Думаю, что рассматривать театр только лишь как своеобразный вид искусства равнозначно воззрению свозь призму на радугу: может, и красиво, но не так…
В этом смысле театральные критики часто путают театр со своим представлением о нём.
Театр ведь – не просто искусство, это сложный феномен жизни. Одновременно нечто целостное, огромное и состоящее из множества разновеликих частей.
Конечно, в каждой культуре театр обретает особенные признаки, не мыслю культуру без театра. По моему глубокому убеждению, театр – обязательная часть культуры. Хотя говорить о четких границах театра в культуре крайне сложно. Они не только изменялись с течением исторического времени, но и не определены в силу теоретических разночтений авторских и предметных подходов, а также, вероятно, в силу специфики самого явления. В этой связи целесообразно говорить не о границах даже, а о социокультурном фронтире [1] театра, поскольку это понятие включает в себя как некоторую пограничную определенность, так и динамичность границ, их ландшафтную изменчивость. Существенным здесь является принцип разделения: что является театром, а что составляет окружающую его природу.
Важнейшие фронтиры театра возникают на его пересечении с игрой. Поэтому через соотношения игры и театра следует выделять сущностные признаки последнего и того, что однозначно им не является.
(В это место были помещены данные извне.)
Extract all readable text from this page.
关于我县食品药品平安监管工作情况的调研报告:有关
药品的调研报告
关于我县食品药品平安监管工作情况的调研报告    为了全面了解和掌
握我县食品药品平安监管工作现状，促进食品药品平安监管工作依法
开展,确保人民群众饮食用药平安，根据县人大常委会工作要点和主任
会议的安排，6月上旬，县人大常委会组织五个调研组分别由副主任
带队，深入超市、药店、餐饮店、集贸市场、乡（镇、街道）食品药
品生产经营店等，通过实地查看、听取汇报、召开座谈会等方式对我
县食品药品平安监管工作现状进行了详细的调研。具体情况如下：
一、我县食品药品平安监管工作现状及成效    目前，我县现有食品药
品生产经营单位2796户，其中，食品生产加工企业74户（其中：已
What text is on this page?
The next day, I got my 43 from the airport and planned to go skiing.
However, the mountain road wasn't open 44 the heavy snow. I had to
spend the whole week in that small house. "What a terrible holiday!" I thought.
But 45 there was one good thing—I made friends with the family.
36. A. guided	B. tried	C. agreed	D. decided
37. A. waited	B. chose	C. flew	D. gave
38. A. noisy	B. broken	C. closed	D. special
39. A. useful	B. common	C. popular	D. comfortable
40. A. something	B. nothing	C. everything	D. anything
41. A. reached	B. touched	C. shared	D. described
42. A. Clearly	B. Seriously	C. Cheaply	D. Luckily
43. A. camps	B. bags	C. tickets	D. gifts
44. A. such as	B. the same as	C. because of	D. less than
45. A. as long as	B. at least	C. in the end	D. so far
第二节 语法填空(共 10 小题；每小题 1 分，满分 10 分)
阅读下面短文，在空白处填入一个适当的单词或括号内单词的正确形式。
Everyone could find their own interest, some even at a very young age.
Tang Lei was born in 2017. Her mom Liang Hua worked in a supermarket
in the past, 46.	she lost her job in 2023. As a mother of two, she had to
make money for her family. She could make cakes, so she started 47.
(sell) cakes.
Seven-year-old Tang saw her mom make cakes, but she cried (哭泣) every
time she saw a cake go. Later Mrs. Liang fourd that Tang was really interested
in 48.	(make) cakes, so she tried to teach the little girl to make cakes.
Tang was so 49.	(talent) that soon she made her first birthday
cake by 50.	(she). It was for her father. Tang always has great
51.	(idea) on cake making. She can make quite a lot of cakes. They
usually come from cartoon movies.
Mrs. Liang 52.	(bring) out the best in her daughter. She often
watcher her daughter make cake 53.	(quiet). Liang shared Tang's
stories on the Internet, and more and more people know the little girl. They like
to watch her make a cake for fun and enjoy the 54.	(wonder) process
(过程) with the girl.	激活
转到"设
Слово «театр» пришло из греческого языка, где θέατρον (театрон) – место для зрелищ, а θεάομαι дословно означает «посмотри на меня». Чтобы «посмотрев на меня», зритель остался в восторге, дав «мне» положительную оценку, «мне» нужно показать ему нечто достойное и уж точно не «самого себя», потому что «меня» повседневного он неоднократно уже видел, да и сам таким является. Театр, таким образом, имеет игровую природу в плане организации своего пространственно-временного континуума [2; 3; 4], отличительного от повседневности: он всегда имеет место (пространство) и протяженную во времени процедуру «смотрин», включающую ценностно-оценочные эстетико-этические отношения смотрящего (зрителя) и осматриваемого (коллективного или индивидуального субъекта, дающего представление). В этом смысле театр, как и игра в заданном Й. Хейзингой определении [5: 61–67], имеет свой собственный, отличительный от повседневной жизни хронотоп [6: 347; 7: 234–407]. Принять точку зрения П. С. Гуревича, что игра в отличие от деятельности непродуктивна [8: 236], по отношению к театру, как, пожалуй, и к любому виду искусства, имеющему временную протяженность, было бы наивно. Игра включает в себя деятельность, только направляет её на изменение окружающего мира не непосредственно, а опосредовано – через изменение субъектов игры и деятельности (игрока/игроков и зрителя/зрителей), то есть через производство культуры как надбиологической программы жизнедеятельности [9]. Если Й. Хейзинга считает, что в сущность игры человечество ничего особенного не привнесло на протяжении своей истории, что игра остается особым занятием высоко организованных биологических видов, то, опираясь на А. А. Ухтомского, стоит его поправить. Игра в человеческом измерении порождает ценностные отношения, становится интеллектуальной и только в этом качестве обретает продуктивность, производит культуру.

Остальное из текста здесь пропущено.